Late-Round Flier Wide Receivers
August 8, 2013 | C.D. Carter
If you’re keen on buying a fantasy football lottery ticket just before you draft your defense and kicker – and really, you should always do this – you might as well make it count.
It’s always nice to stack your bench with supremely talented players who just need an opportunity to rack up a little fantasy production and prove a draft day steal. There’s a lot to be said, however, for players who might be best described as “the only option their team really has.”
Below are two receivers who fit the description, or something close to it. They can all be had for pennies on the fantasy dollar.
Jeremy Kerley, NYJ
Average Draft Position: WR79
Kerley, who is going undrafted in all but the rare 38-team fantasy leagues that require 19 receivers, will be the Jets’ default No. 1 wide receiver come Opening Day. Even the prospect of Mark Sanchez starting the season as Gang Green’s signal caller shouldn’t dampen enthusiasm for Kerley’s early-season prospects, as Sanchez posted a nice 7.5 Adjusted Yards/Attempt (AYA) when throwing to Kerley in 2012 – his highest AYA to any Jets’ pass catcher.
New offensive coordinator Marty Mornhinweg’s propensity to pass should serve Kerley well, especially in PPR formats.
Santonio Holmes is going to miss at least the first month of the season, according to New York beat writers, leaving Kerley and second-year Stephen Hill as the likely Week 1 starters. Most encouraging for those willing to use a late-round pick on Kerley are his targets during a 2012 midseason stretch in which he served – once again – as the team’s default No. 1 wide receiver.
|Week 5 vs.

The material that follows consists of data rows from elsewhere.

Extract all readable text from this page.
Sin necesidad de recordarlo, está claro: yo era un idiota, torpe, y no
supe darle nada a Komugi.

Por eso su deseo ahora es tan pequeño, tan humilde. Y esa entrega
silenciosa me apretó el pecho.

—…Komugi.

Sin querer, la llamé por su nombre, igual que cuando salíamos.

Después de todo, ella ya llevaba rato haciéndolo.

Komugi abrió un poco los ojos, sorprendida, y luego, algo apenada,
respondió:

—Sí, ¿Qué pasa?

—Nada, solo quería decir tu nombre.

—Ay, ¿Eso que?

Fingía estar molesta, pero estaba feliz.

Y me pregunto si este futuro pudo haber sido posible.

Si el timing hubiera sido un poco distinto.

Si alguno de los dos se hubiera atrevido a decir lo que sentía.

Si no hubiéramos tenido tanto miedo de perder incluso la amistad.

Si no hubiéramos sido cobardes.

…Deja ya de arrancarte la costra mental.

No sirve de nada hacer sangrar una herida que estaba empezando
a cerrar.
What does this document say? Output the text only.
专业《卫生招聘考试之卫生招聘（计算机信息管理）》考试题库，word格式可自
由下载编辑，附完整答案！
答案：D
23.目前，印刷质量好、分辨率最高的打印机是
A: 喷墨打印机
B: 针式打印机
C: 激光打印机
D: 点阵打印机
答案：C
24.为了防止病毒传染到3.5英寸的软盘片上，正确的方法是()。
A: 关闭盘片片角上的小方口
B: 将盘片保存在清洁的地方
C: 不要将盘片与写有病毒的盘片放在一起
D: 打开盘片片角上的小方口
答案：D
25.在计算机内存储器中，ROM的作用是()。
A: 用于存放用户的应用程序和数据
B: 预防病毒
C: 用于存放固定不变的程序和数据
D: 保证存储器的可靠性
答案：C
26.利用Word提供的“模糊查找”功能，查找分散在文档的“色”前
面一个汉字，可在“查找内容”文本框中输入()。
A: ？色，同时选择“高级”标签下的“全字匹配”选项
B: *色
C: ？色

HOU||9 targets|
|Week 6 vs. IND||6 targets|
|Week 7 vs. NE||11 targets|
|Week 8 vs. MIA||11 targets|
|Week 10 vs. SEA||8 targets|
Golden Tate, SEA
Average Draft Position: WR59
Seattle Seahawks head coach Pete Caroll, in the wake of Percy Harvin’s hip surgery that could keep him out until the waning weeks of 2013, said Tate has been involved in every offensive package over the past month, standing out as an offensive threat who could be used similarly to the multi-use Harvin.
Tate, who drew 68 targets last season – nine fewer than teammate Sidney Rice – showed fantastic chemistry with Russell Wilson. Wilson posted an AY/A of 12.05 when throwing to Tate – one of the highest AY/A of any combo in the NFL.
“There is quiet buzz about [Tate] in the coaching and front office here, with every belief that he is ready to make a leap into the upper echelon of receivers and not just a guy who flashes remarkable skills but then fades in and out of games,” CBS writer Jason LaConfora wrote shortly after Harvin’s hip surgery. “Carroll said the Seahawks have Tate in pretty much every package they run, and will use him not just deep but in the shallow, tempo passing game, across the middle.”
I think Tate could rise into the seventh round of drafts come late August, so if you’re drafting early – a move of questionable wisdom – I think taking Tate late could return huge dividends.